The gaggle

 

Every morning at the Santa Ynez Airport office a group of men congregate for conversation, coffee, and general camaraderie.

For lack of a better term, this group could be called the airport gaggle, as all are current or former pilots and the conversation often is noisy and centered on the subject matter of the airport, pilots, or airplanes.

This group, comprised of as many as a dozen individuals and sometimes as few as two, meets informally every morning for conversation and walks around the airport apron. They sometimes assist visiting pilots with information about the community, how to get airport services if the office attendant is unavailable, and the availability of rental cars or taxis. Inevitably, if an opinion is required, more than one will be immediately available, which in turn creates additional conversation.
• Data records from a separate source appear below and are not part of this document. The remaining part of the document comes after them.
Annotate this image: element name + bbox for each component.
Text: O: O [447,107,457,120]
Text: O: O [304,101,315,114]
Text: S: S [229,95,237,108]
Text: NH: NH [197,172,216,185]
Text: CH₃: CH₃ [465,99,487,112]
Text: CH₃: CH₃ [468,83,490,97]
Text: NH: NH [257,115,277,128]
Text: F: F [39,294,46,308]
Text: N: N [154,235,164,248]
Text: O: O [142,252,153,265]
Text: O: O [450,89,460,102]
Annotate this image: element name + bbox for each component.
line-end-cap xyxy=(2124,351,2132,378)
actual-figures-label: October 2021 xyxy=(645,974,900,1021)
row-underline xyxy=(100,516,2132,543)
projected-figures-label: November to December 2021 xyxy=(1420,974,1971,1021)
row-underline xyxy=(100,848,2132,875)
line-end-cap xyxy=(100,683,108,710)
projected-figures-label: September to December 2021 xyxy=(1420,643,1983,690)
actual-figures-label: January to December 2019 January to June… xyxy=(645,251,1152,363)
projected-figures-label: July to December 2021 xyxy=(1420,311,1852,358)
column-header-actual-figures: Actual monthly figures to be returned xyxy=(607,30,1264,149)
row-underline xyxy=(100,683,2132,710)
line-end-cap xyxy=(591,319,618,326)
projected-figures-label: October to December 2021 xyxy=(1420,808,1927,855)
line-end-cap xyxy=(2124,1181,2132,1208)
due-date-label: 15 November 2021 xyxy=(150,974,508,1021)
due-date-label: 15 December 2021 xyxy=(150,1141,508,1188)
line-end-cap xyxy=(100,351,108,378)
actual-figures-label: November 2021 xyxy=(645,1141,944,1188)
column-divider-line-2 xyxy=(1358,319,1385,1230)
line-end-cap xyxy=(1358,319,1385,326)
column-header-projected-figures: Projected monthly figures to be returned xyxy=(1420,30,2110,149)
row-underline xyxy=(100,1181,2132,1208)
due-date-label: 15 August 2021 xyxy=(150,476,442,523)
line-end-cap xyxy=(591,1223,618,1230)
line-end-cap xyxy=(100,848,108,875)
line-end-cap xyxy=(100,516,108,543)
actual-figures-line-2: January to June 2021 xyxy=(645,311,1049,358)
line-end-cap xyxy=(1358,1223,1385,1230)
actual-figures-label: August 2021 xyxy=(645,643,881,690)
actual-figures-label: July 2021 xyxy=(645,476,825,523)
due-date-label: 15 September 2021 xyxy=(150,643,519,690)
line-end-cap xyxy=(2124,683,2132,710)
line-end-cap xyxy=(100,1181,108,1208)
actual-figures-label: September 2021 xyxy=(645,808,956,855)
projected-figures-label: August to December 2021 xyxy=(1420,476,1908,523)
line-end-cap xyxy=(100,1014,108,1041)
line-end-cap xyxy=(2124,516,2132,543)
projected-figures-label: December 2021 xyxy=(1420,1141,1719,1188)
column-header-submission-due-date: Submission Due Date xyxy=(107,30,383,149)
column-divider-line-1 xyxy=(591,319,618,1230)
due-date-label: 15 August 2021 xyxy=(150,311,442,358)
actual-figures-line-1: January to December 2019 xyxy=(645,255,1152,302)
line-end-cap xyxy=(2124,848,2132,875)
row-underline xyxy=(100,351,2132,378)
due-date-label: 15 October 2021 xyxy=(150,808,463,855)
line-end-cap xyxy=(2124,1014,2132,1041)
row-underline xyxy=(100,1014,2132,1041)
There is no head goose for this gaggle, but the senior members are recognized easily by their graying feathers. James Kunkle, 85, is the most senior of the group and cuts a trim figure by keeping fit with walks up the taxiways of Santa Ynez Airport. A decorated P-38 pilot who flew during the invasion of Normandy in World War II, Kunkle still flies regularly in one of the many aircraft he keeps hangared at the airport.

 

Burt Mack, 78, of Buellton, still flies a twin engine Cessna 310. Retired after 24 years with Granite Construction, Mack has owned 14 airplanes since he started flying in 1952. Mack is a native of Saskatchewan, Canada.

Gerry Foxwell, 76, is another senior member of the gaggle, having been a user of the airport for the past 31 years. The Santa Ynez resident retired as a mechanical engineer from Delco Systems and is still active as an airframe and power plant mechanic with inspection authorization from the FAA. Flying since the mid-1960s, Foxwell still pilots his Beechcraft Bonanza single engine airplane.

Ron Murphy, a Solvang resident, also keeps his Bellanca Cruise Master hangared at Santa Ynez Airport. The 73-year-old retired electrician has restored the yellow single engine aircraft twice.

George McClellan retired from the Santa Fe Springs fire department. At 69, McClellan still actively flies a Cozy III experimental aircraft. The Cozy is a canard-design plane with a small wing at the front and the main wing at the rear.

 

Chuck Potter of Solvang, is a 73-year-old retiree  from McDonnell-Douglas Aircraft and Boeing Aircraft companies in Long Beach. Potter was the owner of a single-engine Navion and at one time owned and flew a rare Republic SeaBee, an amphibious aircraft with a pusher engine mounted atop the fuselage.

The gaggle is comprised of other members: Alan Jones, a charter pilot and owner of Sunwest Aviation; Ellis Clark, a Solvang resident and pilot of an award winning Piper J-3 Cub; Mike McCann, a corporate business jet pilot; and the youngest member, 28-year-old Travis Foss, who flies several different aircraft and has the distinction of saving the life of another local pilot who crashed in the San Rafael wilderness area by searching the area and finding the crash site before the passengers of the crashed aircraft could perish from exposure. Jim Kunkle, the son of James Kunkle, is the airport manager and president of the Airport Authority. He occasionally joins the gaggle when time permits.

During a recent stormy Friday at Santa Ynez Airport, the gaggle proved to be more than just a social and conversation group. As the wind gained strength and began moving airplanes that were not securely tied down on the ramp, some of the members of the gaggle patrolled the airport area and secured those airplanes, saving them from certain damage.